= Mohammed Chaouki Zine =

Algerian philosopher and writer

Mohammed Chaouki Zine is an Algerian philosopher and writer. He was born on May 13, 1972, in Oran, Algeria. He has been interested for several years to Contemporary Western philosophy as testifies his Hermeneutics and Deconstructions (Beirut-Casablanca, 2002), where he speaks about many philosophers like Michel Foucault, Jacques Derrida, Michel de Certeau, Hans-Georg Gadamer, Richard Rorty and Jean Baudrillard.
He has a Ph.D. on Arabic and Iberian Studies about the mystic and Andalusian philosopher from Spain Ibn Arabi (Murcia, 1165–1240, Damascus).

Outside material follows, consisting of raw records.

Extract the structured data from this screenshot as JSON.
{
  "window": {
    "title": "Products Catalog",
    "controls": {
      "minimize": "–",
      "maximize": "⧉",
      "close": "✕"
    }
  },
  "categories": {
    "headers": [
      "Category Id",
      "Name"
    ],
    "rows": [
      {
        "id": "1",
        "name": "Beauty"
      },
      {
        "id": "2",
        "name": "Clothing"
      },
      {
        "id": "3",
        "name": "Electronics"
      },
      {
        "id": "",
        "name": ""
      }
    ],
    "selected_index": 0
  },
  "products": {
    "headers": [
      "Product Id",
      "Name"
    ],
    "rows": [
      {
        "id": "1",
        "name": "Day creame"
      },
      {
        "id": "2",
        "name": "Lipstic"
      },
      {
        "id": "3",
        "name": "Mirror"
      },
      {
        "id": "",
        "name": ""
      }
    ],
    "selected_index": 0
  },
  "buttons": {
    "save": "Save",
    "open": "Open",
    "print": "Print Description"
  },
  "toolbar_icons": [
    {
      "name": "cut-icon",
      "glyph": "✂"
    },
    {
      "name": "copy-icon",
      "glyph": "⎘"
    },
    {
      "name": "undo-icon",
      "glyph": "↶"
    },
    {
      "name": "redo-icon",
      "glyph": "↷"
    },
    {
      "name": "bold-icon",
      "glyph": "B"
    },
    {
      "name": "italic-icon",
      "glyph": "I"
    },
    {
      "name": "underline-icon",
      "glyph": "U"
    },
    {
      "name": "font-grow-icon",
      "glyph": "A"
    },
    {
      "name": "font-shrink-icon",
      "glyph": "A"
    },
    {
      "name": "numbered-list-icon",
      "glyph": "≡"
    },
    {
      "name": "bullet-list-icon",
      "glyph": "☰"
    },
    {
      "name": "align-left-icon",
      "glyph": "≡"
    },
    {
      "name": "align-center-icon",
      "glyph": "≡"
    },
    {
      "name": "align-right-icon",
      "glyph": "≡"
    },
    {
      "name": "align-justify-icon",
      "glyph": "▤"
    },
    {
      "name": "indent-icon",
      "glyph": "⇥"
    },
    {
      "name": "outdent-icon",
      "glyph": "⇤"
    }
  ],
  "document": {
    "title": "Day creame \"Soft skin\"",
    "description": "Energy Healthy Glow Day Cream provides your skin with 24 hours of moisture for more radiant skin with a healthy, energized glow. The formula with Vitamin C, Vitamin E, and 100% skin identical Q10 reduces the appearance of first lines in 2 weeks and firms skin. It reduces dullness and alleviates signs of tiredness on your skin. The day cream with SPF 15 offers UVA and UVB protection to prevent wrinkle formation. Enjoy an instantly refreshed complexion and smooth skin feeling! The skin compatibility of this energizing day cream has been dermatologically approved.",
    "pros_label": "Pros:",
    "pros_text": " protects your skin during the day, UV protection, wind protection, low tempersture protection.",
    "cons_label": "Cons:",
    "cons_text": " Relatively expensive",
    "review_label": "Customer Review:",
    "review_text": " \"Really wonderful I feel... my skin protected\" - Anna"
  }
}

He was named in the book of Hubert Mono Ndjana about the History of African Philosophy, in French Histoire de la philosophie africaine .

==Publications==
- (Ar) Hermeneutics and Deconstructions, Cultural Arabic Center, Beirut-Casablanca, 2002.
- (Fr) Identities and Othernesses, Editions of Difference, Algiers, 2002. ISBN 9961-832-58-2
- (Ar) Politics on Reason, Editions of the West, Oran, 2005.
- (Ar) Intellectual Shifting (Modernity and the Intellectual), Editions of Difference, Algiers, 2005
- (Ar) Philosophy of Hermeneutics (Arabic translation of the book of Hans-Georg Gadamer), Editions of Difference, Algiers; Arab Scientific Publishers and Cultural Arabic Center, Beirut, 2006.
- (Ar) Displacement and Possibility : Critical plates on Western Philosophy, Arab Scientific Publishers, Algiers-Beirut, 2008.